Perhaps his next project should be to take this further. In his conclusion Doughan refers to the work of the historian Anthony Keating on sexual crime in the early years of the Irish Free State, in which he found that most cases brought to court were never reported in the press despite the fact that the courts were a major source of copy for provincial papers. The few cases that made it into print were described in prose so elliptical as to conceal the nature of the crime. A similar widening of his lens would have enriched Doughan’s own study. Although he makes good use of editorials to chart the positioning of provincial papers on the national question, an examination of the news columns, court reports, readers’ letters and even sports coverage would have yielded a more comprehensive account of the relationship between the press and the society it served during the revolution. The examination of editorials in each newspaper – many of them similar – becomes a touch repetitive and it also has the effect of isolating the war from a feeling of daily life.

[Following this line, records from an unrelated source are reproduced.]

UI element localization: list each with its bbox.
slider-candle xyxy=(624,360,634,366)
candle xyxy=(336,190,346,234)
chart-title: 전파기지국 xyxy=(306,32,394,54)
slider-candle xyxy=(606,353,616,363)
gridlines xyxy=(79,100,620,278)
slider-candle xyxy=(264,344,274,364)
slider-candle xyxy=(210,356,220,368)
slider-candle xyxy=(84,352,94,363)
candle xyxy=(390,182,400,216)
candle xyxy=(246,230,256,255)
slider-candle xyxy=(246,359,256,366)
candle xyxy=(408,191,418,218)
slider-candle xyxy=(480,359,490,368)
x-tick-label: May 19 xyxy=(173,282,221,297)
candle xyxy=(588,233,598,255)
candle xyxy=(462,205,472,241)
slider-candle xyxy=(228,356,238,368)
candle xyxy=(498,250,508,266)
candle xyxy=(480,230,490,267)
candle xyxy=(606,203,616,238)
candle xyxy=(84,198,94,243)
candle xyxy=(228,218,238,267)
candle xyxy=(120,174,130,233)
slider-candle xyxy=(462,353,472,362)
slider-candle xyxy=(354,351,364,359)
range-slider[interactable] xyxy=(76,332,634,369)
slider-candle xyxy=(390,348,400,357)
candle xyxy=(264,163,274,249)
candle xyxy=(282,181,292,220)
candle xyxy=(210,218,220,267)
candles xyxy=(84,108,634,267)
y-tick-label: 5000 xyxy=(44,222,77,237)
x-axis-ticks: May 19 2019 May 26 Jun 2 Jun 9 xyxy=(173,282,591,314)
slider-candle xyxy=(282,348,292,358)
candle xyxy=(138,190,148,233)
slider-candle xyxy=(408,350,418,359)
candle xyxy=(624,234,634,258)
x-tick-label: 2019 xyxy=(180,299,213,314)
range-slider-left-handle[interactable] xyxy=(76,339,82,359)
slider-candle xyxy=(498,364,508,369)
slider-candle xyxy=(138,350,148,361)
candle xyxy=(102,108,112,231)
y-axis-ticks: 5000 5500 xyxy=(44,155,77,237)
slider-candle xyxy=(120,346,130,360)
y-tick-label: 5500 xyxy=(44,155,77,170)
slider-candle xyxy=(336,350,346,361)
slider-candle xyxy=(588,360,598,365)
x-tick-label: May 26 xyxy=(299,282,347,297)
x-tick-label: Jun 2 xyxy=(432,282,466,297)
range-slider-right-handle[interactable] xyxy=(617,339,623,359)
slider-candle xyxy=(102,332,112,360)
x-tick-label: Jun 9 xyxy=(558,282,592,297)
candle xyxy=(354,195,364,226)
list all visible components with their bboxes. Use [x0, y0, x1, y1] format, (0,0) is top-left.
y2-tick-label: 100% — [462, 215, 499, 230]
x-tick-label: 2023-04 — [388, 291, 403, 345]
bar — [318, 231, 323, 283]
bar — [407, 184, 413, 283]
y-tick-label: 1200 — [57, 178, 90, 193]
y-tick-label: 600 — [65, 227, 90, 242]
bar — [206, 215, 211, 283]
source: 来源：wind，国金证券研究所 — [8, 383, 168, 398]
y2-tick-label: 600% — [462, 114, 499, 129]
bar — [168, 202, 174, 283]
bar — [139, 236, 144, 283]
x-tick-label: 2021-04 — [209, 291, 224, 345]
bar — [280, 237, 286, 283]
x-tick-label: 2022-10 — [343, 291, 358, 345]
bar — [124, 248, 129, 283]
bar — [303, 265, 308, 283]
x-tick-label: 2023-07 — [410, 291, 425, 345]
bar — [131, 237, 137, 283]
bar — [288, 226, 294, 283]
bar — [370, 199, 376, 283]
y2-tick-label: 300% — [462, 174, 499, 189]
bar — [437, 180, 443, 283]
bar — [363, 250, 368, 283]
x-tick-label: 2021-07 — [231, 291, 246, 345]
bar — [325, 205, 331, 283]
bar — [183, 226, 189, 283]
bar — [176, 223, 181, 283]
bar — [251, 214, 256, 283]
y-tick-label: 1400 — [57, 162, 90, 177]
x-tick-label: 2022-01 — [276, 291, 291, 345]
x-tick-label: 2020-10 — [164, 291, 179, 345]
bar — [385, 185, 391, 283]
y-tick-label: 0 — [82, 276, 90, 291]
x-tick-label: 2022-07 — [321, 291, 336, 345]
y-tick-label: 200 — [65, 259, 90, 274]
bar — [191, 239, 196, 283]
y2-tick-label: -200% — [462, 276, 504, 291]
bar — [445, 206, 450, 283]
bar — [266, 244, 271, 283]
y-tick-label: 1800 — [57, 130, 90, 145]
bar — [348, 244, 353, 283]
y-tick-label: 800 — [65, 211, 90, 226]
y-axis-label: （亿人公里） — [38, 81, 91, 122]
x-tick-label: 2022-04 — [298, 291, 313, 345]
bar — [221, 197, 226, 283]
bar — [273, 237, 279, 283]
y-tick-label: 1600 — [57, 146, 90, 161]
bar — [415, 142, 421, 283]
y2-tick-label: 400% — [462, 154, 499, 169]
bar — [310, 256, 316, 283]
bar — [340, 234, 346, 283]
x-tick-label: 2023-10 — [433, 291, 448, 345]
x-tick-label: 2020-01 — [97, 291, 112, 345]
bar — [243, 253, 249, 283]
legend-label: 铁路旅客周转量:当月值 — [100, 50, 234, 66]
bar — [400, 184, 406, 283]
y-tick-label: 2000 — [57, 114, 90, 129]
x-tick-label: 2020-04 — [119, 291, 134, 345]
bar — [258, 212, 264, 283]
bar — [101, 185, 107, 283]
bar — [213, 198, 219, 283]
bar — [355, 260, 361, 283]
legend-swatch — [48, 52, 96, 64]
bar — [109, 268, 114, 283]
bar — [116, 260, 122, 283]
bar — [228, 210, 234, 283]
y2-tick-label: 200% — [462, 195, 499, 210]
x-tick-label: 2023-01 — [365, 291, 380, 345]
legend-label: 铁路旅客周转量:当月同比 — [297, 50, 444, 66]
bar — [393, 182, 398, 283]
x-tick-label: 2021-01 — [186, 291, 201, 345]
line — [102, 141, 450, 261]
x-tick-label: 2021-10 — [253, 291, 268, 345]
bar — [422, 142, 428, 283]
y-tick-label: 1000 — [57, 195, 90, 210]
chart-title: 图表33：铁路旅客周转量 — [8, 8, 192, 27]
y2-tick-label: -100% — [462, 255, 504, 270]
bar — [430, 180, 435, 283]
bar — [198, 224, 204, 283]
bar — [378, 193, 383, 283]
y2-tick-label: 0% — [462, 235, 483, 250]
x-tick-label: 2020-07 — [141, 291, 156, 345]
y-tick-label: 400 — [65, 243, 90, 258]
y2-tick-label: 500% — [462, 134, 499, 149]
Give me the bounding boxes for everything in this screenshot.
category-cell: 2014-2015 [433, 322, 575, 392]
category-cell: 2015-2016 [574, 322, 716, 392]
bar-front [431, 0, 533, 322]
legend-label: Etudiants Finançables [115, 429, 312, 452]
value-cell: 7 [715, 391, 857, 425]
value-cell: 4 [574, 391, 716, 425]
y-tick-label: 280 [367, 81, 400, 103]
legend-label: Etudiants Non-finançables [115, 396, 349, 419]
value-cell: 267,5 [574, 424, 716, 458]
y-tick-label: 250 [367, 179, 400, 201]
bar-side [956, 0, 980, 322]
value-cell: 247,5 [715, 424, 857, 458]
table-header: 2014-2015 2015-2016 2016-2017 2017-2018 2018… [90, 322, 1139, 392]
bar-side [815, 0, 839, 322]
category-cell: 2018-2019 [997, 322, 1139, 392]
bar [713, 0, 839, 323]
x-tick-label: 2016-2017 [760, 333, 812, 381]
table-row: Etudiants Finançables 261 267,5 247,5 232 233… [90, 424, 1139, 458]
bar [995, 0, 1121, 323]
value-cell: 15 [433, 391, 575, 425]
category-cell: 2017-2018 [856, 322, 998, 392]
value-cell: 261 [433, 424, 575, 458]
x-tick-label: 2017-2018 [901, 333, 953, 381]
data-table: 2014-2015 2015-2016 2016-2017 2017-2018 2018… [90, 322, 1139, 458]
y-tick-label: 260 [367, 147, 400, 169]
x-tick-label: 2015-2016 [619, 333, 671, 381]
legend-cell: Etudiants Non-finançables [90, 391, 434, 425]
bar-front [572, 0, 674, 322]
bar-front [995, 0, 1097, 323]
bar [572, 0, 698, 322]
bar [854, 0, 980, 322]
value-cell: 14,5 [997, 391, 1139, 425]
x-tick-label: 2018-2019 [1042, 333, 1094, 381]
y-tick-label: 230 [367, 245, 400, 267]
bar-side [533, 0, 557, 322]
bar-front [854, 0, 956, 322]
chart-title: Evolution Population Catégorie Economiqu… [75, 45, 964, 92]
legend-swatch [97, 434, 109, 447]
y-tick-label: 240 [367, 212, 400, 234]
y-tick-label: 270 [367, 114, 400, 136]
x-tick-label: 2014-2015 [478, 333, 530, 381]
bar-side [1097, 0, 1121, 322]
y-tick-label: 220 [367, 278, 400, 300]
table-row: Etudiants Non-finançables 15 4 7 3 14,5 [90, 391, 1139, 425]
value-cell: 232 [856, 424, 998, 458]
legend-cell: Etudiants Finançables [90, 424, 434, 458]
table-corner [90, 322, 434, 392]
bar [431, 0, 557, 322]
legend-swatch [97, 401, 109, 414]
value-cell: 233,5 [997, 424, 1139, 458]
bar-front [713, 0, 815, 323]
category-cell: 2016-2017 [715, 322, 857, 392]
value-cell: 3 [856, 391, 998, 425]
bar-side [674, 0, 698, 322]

In 1915 the editor of the Connacht Tribune, TJW Kenny, argued that the local paper was not a “one-horse show” whose contents “never embrace anything outside the rural district of the demesne walls”. It was the editor’s job to understand “that its readers know something of the existence of the telegraph, the railway train, the Atlantic liner – or the war”. Doughan conveys some sense of the social context of the revolution by mentioning the appearance of columns such as “Woman’s Corner” or “Garden Gossip” and by listing the ads in each paper he examines. Alongside notices for draperies, estate agents and optometrists there was a growing volume of advertisements for cinemas in provincial towns. Farmers were potential customers for fertilisers, harrows, tractors, harvesting machinery and animal medications. And in a reflection of how local newspapers mirrored the market then developing even outside the major towns and cities, their pages were filled with brand names: Raleigh bicycles, Dixon’s soap, Laurence’s Hair Dye, Veno’s Cough Cure, Golden-Spangled Cigarettes, Andrews Liver Salts, Beecham’s Pills and Beecham’s Powders. Although provincial papers had started out as vehicles for nationalist politics in the nineteenth century, editors in newly independent Ireland clearly saw their readers as consumers as much as political subjects.
1/11/2019
Maurice Walsh is the author of Bitter Freedom: Ireland in a Revolutionary World 1918-23 (Faber) and is working on a book about Graham Greene and the 20th century. He teaches history at Goldsmiths, University of London.